兵たちの腕前は、イアナザールが峰打ちにできるほど弱いものではなかったのだ。5対2で、逃げることができただけ運が良かった。
「殿下、血が」
ノイエが気づいて声を上げたが、イアナザールは聞かなかったことにして奥に走った。太股から血が流れていた。2番目の兵に斬られたものである。
イアナザールは足を緩めず、「ここだ」と扉に体当たりした。石造りの堅固な扉だったが、すでに若干の隙間が開いていた。その中から声がしていた。『気』も、ここだ。
最初に勢いよく、徐々にゆっくりと、重い石の扉が開いていく。
俯いて見える足元に、室内からの光が伸びてきた。太陽以上に眩しいのではと思うほどの輝きに、イアナザールは顔をしかめた。
「なっ!?」
通れるていどに開いたところに体を滑りこませて、イアナザールは顔を上げた。
昼間かと思えるほどの光が、室内に満ちていた。それは弱まったり強くなったりしながら相手の剣に食らいついていた。

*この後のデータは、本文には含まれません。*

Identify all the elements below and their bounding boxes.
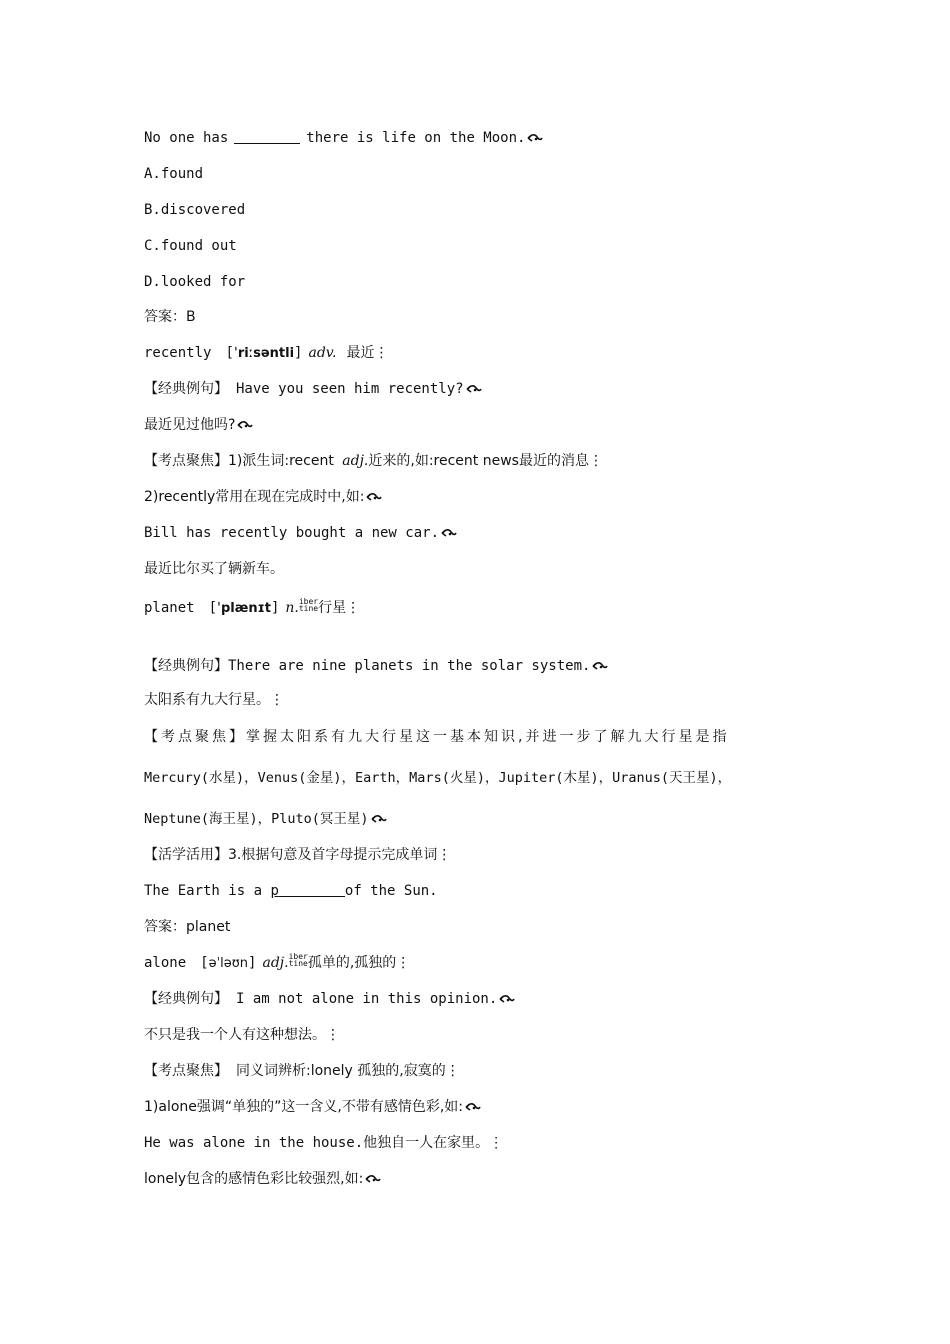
- option-d: D.looked for: [144, 274, 246, 290]
- garbled-glyph: iber tine: [298, 597, 319, 613]
- planet-list-line-2: Neptune(海王星)，Pluto(冥王星): [144, 809, 387, 829]
- example-recently: [144, 379, 482, 399]
- meaning: 孤单的,孤独的⋮: [307, 955, 411, 971]
- option-c: C.found out: [144, 238, 237, 254]
- focus-planet: 【考点聚焦】掌握太阳系有九大行星这一基本知识,并进一步了解九大行星是指: [144, 729, 730, 745]
- example-cn-planet: 太阳系有九大行星。⋮: [144, 692, 284, 708]
- use-planet: 【活学活用】3.根据句意及首字母提示完成单词⋮: [144, 847, 452, 863]
- paragraph-mark-icon: [466, 384, 482, 394]
- paragraph-mark-icon: [366, 492, 382, 502]
- question-stem: [144, 128, 543, 148]
- planet-list-line-1: Mercury(水星)，Venus(金星)，Earth，Mars(火星)，Jupiter(木星)，Uranus(天王星)，: [144, 770, 732, 786]
- focus-label: 【考点聚焦】: [144, 729, 246, 745]
- focus-label: 【考点聚焦】: [144, 453, 228, 469]
- focus-recently-2: 2)recently常用在现在完成时中,如:: [144, 487, 382, 507]
- example-label: 【经典例句】: [144, 381, 228, 397]
- example-en: I am not alone in this opinion.: [236, 991, 498, 1007]
- focus-label: 【考点聚焦】: [144, 1063, 228, 1079]
- option-b: B.discovered: [144, 202, 246, 218]
- example-alone: [144, 989, 515, 1009]
- first-letter-hint: p: [270, 883, 279, 899]
- paragraph-mark-icon: [365, 1174, 381, 1184]
- paragraph-mark-icon: [465, 1102, 481, 1112]
- use-planet-answer: 答案：planet: [144, 919, 231, 935]
- entry-planet: planet [ˈplænɪt] n.iber tine行星⋮: [144, 597, 361, 616]
- use-planet-exercise: The Earth is a p of the Sun.: [144, 883, 438, 899]
- answer-blank: [279, 882, 345, 897]
- paragraph-mark-icon: [592, 661, 608, 671]
- focus-alone-1: 1)alone强调“单独的”这一含义,不带有感情色彩,如:: [144, 1097, 481, 1117]
- garbled-glyph: iber tine: [288, 952, 308, 968]
- focus-alone-example: He was alone in the house.他独自一人在家里。⋮: [144, 1135, 504, 1151]
- meaning: 最近⋮: [346, 345, 389, 361]
- answer-line: 答案：B: [144, 309, 196, 325]
- use-label: 【活学活用】: [144, 847, 228, 863]
- example-label: 【经典例句】: [144, 991, 228, 1007]
- example-cn-recently: 最近见过他吗?: [144, 415, 253, 435]
- example-en: There are nine planets in the solar system.: [228, 658, 591, 674]
- focus-alone-2: lonely包含的感情色彩比较强烈,如:: [144, 1169, 381, 1189]
- paragraph-mark-icon: [499, 994, 515, 1004]
- paragraph-mark-icon: [237, 420, 253, 430]
- example-planet: [144, 656, 608, 676]
- option-a: A.found: [144, 166, 204, 182]
- focus-recently-1: 【考点聚焦】1)派生词:recent adj.近来的,如:recent news最近的消息⋮: [144, 453, 603, 469]
- focus-recently-cn: 最近比尔买了辆新车。: [144, 561, 284, 577]
- focus-alone: 【考点聚焦】 同义词辨析:lonely 孤独的,寂寞的⋮: [144, 1063, 460, 1079]
- phonetic: əˈləʊn: [208, 956, 249, 971]
- entry-recently: recently [ˈriːsəntli] adv. 最近⋮: [144, 345, 389, 361]
- paragraph-mark-icon: [371, 814, 387, 824]
- phonetic: ˈriːsəntli: [233, 346, 295, 361]
- example-en: Have you seen him recently?: [236, 381, 464, 397]
- entry-alone: alone [əˈləʊn] adj.iber tine孤单的,孤独的⋮: [144, 952, 411, 971]
- meaning: 行星⋮: [318, 600, 361, 616]
- example-cn-alone: 不只是我一个人有这种想法。⋮: [144, 1027, 340, 1043]
- phonetic: ˈplænɪt: [217, 601, 271, 616]
- focus-recently-example: Bill has recently bought a new car.: [144, 523, 457, 543]
- part-of-speech: adj.: [262, 955, 289, 971]
- answer-blank: [234, 129, 300, 144]
- paragraph-mark-icon: [527, 133, 543, 143]
- part-of-speech: adv.: [308, 345, 337, 361]
- headword: recently: [144, 345, 212, 361]
- headword: alone: [144, 955, 187, 971]
- headword: planet: [144, 600, 195, 616]
- stem-text-after: there is life on the Moon.: [306, 130, 526, 146]
- part-of-speech: n.: [285, 600, 299, 616]
- paragraph-mark-icon: [441, 528, 457, 538]
- stem-text-before: No one has: [144, 130, 229, 146]
- example-label: 【经典例句】: [144, 658, 228, 674]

失ったはずのイアナの剣だと分かるのに、そう長い時間はかからなかった。剣の持つ『魔力』を直接感じとったからだ。
ラハウもいる。同じような、黒いマントを着た男と向きあっている。
だがイアナザールの驚いたことは、それだけではなかった。
イアナの剣を握っている青年の顔が自分そっくりなことを、おぼろげながら記憶は持っていたものの、ここまで似ていたということを、イアナザールは憶えていなかったのである。